15th September 2019
Santiago Abascal and Pablo Casado
Barcelona News Catalonia News Madrid News Main News

Casado opens door to governing with far-right Vox

The head of Spain’s main right-wing People’s Party (PP) has opened the door to forming a government with the far-right Vox party, should right-wing parties win a majority of seats following the general election on Sunday 28 April.

Pablo Casado, the successor of former Spanish prime minister Mariano Rajoy to lead the PP, has embraced a government deal with Vox on Friday for the first time since the election campaign kicked off two weeks ago.

With a tough approach on the Catalan independence crisis, Vox is expected to make big gains and become the first unmistakably far-right party to enter the Spanish Congress since the transition to democracy 40 years ago.

ALSO READ: Catalonia: the ‘electoral weapon’ in Andalusia

Vox’s recent breakthrough in the election in Andalusia made possible a right-wing government between PP and Ciudadanos (Cs) in the southern region, thus dealing a major blow to Spain’s ruling Socialist party in its historic bastion.

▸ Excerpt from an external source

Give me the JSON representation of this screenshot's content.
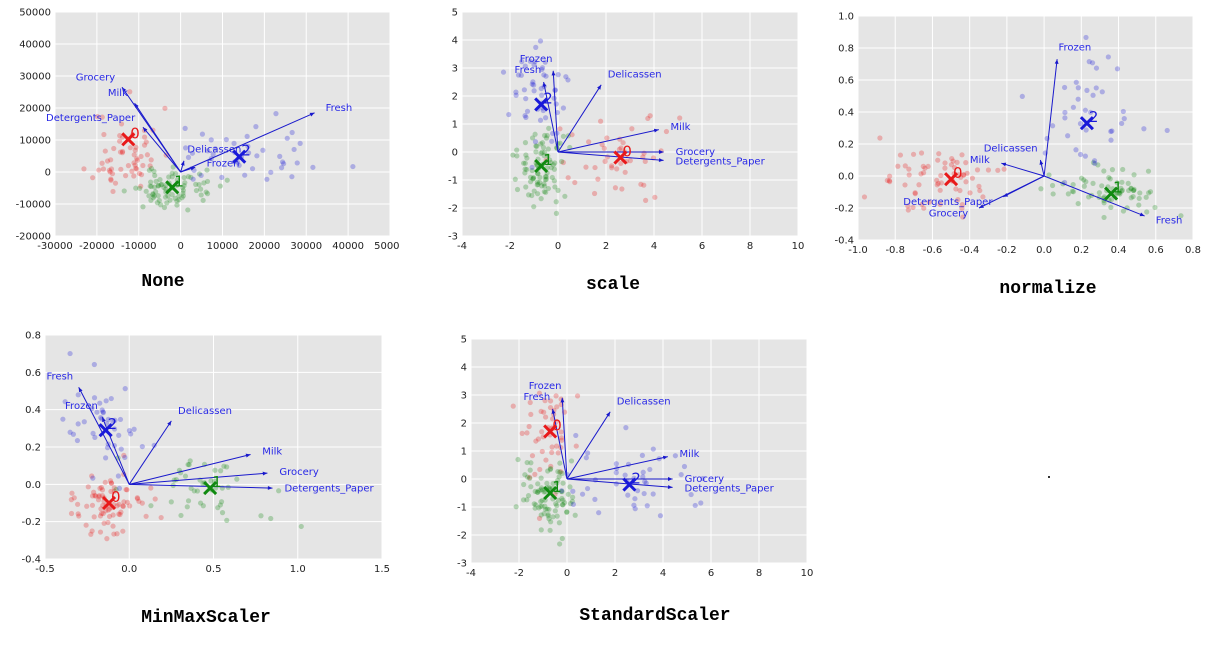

With the election campaign drawing to a close, PP and Cs are competing to present themselves as the would-be leaders of a right-wing government in Madrid, with both parties using the Catalan independence crisis to attack Spanish Prime Minister Pedro Sánchez.

Santiago Abascal and Pablo Casado
Santiago Abascal (left), leader of Vox, and Pablo Casado, leader of the PP. (Photos by Vox and Roger Segura / via ACN)

While Cs leader Albert Rivera has tried to distance himself from Vox and its agenda on issues such as LGTBQ and women’s rights, Casado has assured that ‘Vox sympathisers have no reasons to not vote PP.’

On a radio interview on Friday, Casado said that Vox would have the ‘influence they want’ to enter the government [with the PP].

On the other side of the political spectrum, Sánchez has hinted at a government deal between the Socialists (PSOE) and Unidas Podemos, the left-wing anti-austerity party led by Pablo Iglesias.

‘I have no problem with Podemos entering the government,’ said Sánchez in an interview with El País newspaper.

After weeks of hesitation, Sánchez is finally accepting Podemos’ request to rule Spain together following the 28 April election, thus cooling down the prospects of a government deal between the Socialists and Cs.